Meiner Meinung nach recht gut. Nicht "unschuldig" daran waren optimale Soundverhältnisse und eine bestens aufgelegte Band. Trotz der noch nicht vorhandenen Massen knallten die Jungs mit dem Opener 'Promissum Diaboli' eine ordentliche Breitseite vor den Bug. Dabei handelte es sich um neues Stück, und ein gewisser NEVERMORE-Touch war unüberhörbar. Während Holger (v.) den Anheizer spielte und mit seiner imagniären Matte kräftig bangte, sah man bei Jörg (b.) vor lauter Haaren das Gesicht nicht. Ohne Pause ging's mit 'Everyday' weiter, und langsam aber sicher wurde es vor der Naturbühne voller. Danach war erstmal Zeit für ein bisschen Opium für die Band: Den Applaus! Und den würde ich nicht unbedingt in die Kategorie "Höflichkeitsapplaus" einordnen. Das nächste Stück 'Virus' war hingegen nochmal eine Spur härter und kam schon fast thrashig rüber. Vor 'I Cry' ließ sich Holger nicht lange bitten, und winkte die nachkommenden Besucher in Richtung Bühne, was auch bereitwillig befolgt wurde. Apropos Publikum: Das war recht jung und überdurchschnittlich viele Oberstufenschüler flanierten über das Burggelände. Angestachelt von ein paar mehr Leuten vor der Bühne ließ sich Holger dazu hinreißen, auf's Drumpodest zu steigen, wo Alex punktgenau die Songs mit seinem Spiel untermalte. Das Gitarrenduo Volki und Heiko war ebenfalls bestens aufgelegt, und wenn sie nicht ordentliche Riffsalven feuerten, dann glänzten sie mit genialen Soli oder spielten sich zuweilen auch die Bälle zu. Mit dem bezeichnenden 'For Those Allowed To Rot' wurde weiterhin das Gaspedal voll durchgedrückt, während die Bandhymne 'Circle Of Tyrants' eine kleine Verschnaufpause bot. Gerade dieses Stück bewies, dass das Quintett auch die epischen Stücke drauf hat, und sich keineswegs vor internationaler Konkurrenz verstecken muss. Ab 'Deamonicus' schien der Bann gebrochen zu sein und das Publikum ging für diese frühe Uhrzeit (losgelegt hatten die Jungs um kurz vor vier) recht gut ab. Während sich bei der SLAYER-Hommage sogar ein kleiner Moshpit vor der Bühne bildete, rundete das Death-Metal-Stück 'One By One' (nicht zu verwechseln mit dem IMMORTAL-Klassiker) ein rundum gelungenes und kurzweiliges Konzert ab.
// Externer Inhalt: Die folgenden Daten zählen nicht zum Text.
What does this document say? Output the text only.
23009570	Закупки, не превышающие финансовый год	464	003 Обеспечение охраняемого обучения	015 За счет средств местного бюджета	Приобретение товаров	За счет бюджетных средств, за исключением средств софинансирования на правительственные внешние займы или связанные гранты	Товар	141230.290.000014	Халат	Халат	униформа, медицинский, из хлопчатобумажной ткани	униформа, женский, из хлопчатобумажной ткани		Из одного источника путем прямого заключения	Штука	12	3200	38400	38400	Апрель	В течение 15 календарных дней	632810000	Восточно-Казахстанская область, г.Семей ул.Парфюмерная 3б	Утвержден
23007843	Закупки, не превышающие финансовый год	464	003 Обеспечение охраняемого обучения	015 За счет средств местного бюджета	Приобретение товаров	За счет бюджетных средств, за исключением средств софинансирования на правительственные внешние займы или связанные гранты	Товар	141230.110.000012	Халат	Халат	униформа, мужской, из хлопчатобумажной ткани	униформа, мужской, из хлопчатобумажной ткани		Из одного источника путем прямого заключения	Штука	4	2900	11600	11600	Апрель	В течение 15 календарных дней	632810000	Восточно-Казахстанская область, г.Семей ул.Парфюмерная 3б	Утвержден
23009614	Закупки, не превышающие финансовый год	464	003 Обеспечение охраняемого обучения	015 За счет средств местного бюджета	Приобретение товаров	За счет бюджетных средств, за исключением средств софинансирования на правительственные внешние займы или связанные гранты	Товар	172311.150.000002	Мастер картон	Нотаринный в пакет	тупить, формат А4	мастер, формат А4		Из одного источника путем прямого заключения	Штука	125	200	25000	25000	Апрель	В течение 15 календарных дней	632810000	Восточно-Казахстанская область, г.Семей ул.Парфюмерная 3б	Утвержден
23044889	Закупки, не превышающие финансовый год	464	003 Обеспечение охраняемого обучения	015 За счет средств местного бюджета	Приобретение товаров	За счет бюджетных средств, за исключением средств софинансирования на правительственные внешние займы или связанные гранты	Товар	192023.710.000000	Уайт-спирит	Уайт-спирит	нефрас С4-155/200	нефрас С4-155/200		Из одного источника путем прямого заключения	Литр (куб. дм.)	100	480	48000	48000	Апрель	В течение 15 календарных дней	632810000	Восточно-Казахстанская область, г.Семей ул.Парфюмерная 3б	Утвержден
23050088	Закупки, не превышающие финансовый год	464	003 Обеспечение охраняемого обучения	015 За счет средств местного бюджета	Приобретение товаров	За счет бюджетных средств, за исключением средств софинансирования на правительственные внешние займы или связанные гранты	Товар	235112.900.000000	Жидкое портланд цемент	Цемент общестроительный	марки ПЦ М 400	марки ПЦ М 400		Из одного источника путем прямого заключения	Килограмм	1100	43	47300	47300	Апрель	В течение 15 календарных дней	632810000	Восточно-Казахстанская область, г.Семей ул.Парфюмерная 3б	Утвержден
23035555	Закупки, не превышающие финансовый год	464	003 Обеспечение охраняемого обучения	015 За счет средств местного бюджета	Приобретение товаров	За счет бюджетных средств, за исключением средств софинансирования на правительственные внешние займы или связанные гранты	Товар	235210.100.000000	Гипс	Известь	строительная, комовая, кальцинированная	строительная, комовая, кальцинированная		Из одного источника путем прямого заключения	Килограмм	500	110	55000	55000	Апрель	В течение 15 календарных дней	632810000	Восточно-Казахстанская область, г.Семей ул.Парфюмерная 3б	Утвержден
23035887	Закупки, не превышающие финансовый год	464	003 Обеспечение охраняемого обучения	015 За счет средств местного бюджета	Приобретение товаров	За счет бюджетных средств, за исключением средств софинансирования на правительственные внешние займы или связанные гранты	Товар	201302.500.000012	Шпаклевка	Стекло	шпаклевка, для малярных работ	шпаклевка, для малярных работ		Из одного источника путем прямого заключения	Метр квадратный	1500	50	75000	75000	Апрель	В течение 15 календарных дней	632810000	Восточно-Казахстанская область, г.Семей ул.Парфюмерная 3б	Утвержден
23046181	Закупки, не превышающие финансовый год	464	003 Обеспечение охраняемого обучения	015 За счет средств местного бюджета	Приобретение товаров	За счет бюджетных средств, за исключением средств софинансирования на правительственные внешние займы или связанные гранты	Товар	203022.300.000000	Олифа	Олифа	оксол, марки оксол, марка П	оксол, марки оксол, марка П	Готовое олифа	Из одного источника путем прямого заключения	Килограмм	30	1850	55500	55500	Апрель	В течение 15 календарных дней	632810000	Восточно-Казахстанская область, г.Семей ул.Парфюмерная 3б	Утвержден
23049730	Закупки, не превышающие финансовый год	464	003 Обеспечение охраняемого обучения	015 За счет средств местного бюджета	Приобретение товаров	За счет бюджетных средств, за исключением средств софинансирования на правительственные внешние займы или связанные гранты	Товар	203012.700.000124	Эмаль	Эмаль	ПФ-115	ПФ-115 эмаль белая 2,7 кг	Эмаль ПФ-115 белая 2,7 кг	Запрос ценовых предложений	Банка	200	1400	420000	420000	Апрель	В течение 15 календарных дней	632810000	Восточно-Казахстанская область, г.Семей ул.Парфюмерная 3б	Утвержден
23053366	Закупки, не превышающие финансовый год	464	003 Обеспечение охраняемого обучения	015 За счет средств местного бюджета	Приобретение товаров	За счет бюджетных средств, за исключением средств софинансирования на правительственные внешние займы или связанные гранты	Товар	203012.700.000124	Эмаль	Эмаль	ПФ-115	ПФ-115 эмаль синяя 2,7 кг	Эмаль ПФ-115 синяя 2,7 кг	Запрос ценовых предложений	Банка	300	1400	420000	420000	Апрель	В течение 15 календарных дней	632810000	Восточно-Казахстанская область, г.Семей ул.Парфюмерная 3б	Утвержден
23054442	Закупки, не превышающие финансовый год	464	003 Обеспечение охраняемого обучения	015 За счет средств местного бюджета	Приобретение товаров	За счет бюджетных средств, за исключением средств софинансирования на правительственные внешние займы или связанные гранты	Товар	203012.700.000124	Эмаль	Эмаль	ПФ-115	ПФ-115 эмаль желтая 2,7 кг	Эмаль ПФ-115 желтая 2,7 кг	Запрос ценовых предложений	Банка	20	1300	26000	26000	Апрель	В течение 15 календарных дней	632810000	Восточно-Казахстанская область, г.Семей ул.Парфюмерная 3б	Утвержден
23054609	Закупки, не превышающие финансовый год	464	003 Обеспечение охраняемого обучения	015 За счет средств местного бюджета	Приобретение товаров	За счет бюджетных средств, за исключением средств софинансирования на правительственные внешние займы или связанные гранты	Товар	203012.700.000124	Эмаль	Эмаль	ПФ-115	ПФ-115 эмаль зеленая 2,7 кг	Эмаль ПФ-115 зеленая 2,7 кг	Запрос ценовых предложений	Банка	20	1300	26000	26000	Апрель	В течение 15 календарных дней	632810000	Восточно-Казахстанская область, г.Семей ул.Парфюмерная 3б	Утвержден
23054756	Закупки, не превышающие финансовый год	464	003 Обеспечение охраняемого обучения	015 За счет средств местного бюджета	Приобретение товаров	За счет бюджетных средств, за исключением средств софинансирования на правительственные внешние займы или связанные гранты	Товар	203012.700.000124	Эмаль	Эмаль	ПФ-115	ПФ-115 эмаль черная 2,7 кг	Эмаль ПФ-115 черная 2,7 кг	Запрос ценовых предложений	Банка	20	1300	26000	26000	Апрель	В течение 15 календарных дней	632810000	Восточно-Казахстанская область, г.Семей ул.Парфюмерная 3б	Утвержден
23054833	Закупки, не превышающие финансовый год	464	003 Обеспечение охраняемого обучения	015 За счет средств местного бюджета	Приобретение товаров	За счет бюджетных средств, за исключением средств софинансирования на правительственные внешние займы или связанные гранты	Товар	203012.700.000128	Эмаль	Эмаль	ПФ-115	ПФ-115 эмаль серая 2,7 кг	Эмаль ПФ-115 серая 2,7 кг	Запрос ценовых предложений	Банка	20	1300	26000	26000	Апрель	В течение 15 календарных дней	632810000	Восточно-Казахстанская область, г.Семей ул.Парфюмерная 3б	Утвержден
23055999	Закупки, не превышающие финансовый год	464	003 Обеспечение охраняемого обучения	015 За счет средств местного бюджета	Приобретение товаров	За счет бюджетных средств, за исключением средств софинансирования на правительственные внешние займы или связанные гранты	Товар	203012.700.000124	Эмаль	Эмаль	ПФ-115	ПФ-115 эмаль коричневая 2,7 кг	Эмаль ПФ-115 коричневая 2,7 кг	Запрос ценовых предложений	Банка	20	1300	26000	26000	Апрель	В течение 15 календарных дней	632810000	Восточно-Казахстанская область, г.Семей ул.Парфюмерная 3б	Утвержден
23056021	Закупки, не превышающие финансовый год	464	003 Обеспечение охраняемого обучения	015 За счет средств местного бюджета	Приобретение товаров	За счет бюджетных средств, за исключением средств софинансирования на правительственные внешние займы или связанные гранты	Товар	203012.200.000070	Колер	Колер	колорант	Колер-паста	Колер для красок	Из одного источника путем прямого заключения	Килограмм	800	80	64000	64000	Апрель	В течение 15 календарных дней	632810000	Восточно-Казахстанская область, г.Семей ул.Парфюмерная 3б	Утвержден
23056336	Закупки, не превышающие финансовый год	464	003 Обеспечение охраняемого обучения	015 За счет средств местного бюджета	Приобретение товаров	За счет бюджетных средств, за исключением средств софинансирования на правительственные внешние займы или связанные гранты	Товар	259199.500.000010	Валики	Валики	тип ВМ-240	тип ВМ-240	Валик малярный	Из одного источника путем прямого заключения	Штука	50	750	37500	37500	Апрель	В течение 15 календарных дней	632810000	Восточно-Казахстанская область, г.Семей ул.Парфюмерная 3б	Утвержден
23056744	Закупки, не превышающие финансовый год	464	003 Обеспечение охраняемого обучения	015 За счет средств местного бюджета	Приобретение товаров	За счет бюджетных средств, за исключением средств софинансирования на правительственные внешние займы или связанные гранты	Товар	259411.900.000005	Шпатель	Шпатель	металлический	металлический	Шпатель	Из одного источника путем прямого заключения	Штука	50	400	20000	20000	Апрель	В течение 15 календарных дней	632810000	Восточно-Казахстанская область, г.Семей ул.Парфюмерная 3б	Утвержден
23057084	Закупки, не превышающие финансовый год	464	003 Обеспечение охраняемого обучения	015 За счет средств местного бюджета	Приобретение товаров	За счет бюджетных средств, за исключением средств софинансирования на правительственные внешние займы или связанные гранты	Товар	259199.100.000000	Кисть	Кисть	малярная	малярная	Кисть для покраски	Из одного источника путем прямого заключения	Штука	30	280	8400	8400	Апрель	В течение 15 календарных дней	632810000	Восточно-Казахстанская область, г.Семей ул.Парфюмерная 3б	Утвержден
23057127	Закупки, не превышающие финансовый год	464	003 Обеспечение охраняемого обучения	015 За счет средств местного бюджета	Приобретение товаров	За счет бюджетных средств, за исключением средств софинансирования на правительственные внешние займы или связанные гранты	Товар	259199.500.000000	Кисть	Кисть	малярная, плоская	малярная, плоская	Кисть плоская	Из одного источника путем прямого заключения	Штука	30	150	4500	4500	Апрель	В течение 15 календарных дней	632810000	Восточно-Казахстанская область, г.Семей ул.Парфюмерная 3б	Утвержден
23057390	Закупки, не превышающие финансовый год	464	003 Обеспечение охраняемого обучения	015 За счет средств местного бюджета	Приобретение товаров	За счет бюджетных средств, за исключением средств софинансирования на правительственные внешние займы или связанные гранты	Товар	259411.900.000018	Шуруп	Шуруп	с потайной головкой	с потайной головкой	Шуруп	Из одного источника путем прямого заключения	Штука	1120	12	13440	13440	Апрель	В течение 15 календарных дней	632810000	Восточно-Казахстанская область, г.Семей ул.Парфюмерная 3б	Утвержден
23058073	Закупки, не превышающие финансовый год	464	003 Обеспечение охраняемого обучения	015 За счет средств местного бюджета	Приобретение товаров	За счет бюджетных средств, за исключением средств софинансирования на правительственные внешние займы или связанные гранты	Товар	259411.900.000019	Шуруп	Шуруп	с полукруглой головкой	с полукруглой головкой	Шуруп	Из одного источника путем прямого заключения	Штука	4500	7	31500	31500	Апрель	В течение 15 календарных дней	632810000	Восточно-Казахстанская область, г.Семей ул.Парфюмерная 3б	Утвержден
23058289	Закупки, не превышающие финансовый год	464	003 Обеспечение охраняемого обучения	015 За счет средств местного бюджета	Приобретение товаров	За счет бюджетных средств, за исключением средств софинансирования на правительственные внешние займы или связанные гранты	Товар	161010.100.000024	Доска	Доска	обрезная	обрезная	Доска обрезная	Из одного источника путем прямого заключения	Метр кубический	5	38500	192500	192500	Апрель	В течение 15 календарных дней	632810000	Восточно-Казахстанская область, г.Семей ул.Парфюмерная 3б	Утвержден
Gerade beim letzten Stück fragt man sich, was Holger geritten hatte, die tiefsten Grunzattacken zu bellen. Einfach nur krass!
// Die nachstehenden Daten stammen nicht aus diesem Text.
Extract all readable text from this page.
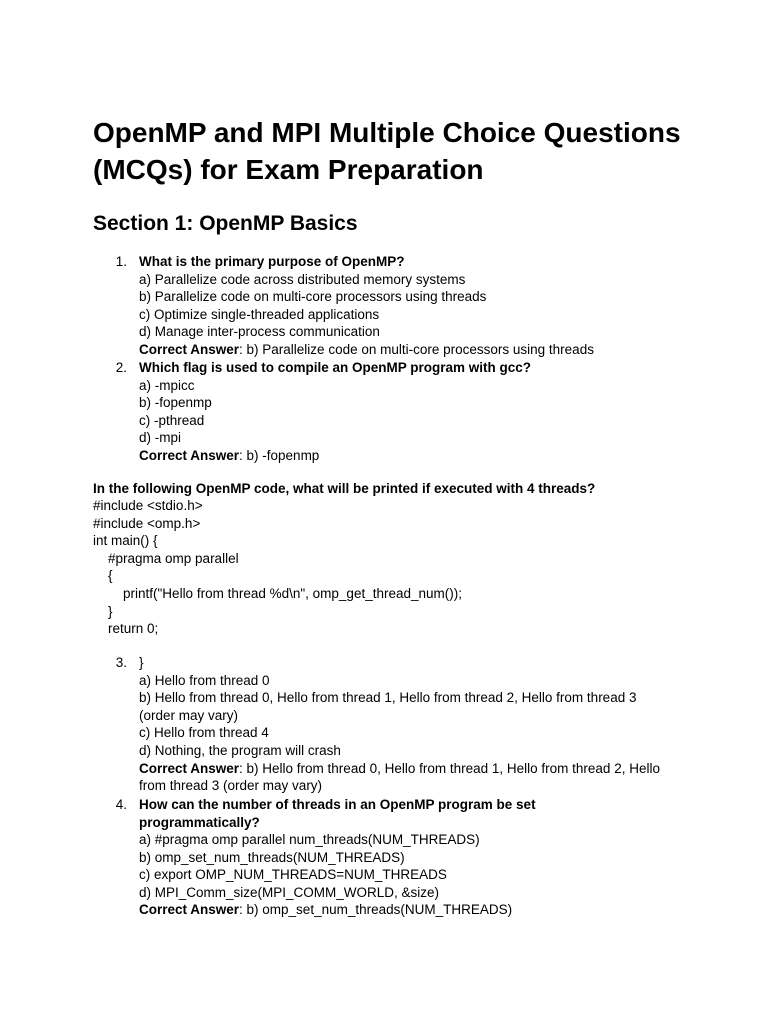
OpenMP and MPI Multiple Choice Questions (MCQs) for Exam Preparation
Section 1: OpenMP Basics
1. What is the primary purpose of OpenMP?
a) Parallelize code across distributed memory systems
b) Parallelize code on multi-core processors using threads
c) Optimize single-threaded applications
d) Manage inter-process communication
Correct Answer: b) Parallelize code on multi-core processors using threads
2. Which flag is used to compile an OpenMP program with gcc?
a) -mpicc
b) -fopenmp
c) -pthread
d) -mpi
Correct Answer: b) -fopenmp
In the following OpenMP code, what will be printed if executed with 4 threads?
#include <stdio.h>
#include <omp.h>
int main() {
#pragma omp parallel
{
printf("Hello from thread %d\n", omp_get_thread_num());
}
return 0;
3. }
a) Hello from thread 0
b) Hello from thread 0, Hello from thread 1, Hello from thread 2, Hello from thread 3 (order may vary)
c) Hello from thread 4
d) Nothing, the program will crash
Correct Answer: b) Hello from thread 0, Hello from thread 1, Hello from thread 2, Hello from thread 3 (order may vary)
4. How can the number of threads in an OpenMP program be set programmatically?
a) #pragma omp parallel num_threads(NUM_THREADS)
b) omp_set_num_threads(NUM_THREADS)
c) export OMP_NUM_THREADS=NUM_THREADS
d) MPI_Comm_size(MPI_COMM_WORLD, &size)
Correct Answer: b) omp_set_num_threads(NUM_THREADS)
Fazit: Stageactingtechnisch cool, und sollte der Sound auf der NIGHT OF POWER auch nur ansatzweise an diesen herankommen, dann können sich die übrigen Bands warm anziehen. Deswegen mein Appell an die restlichen NOP-Bands: Vergesst Omas Wollsocken nicht, die ihr vor Ewigkeiten zu Weihnachten geschenkt bekommen habt. Wenigstens habt ihr's dann warm an den Füßen, wenn ihr aus den Latschen kippt!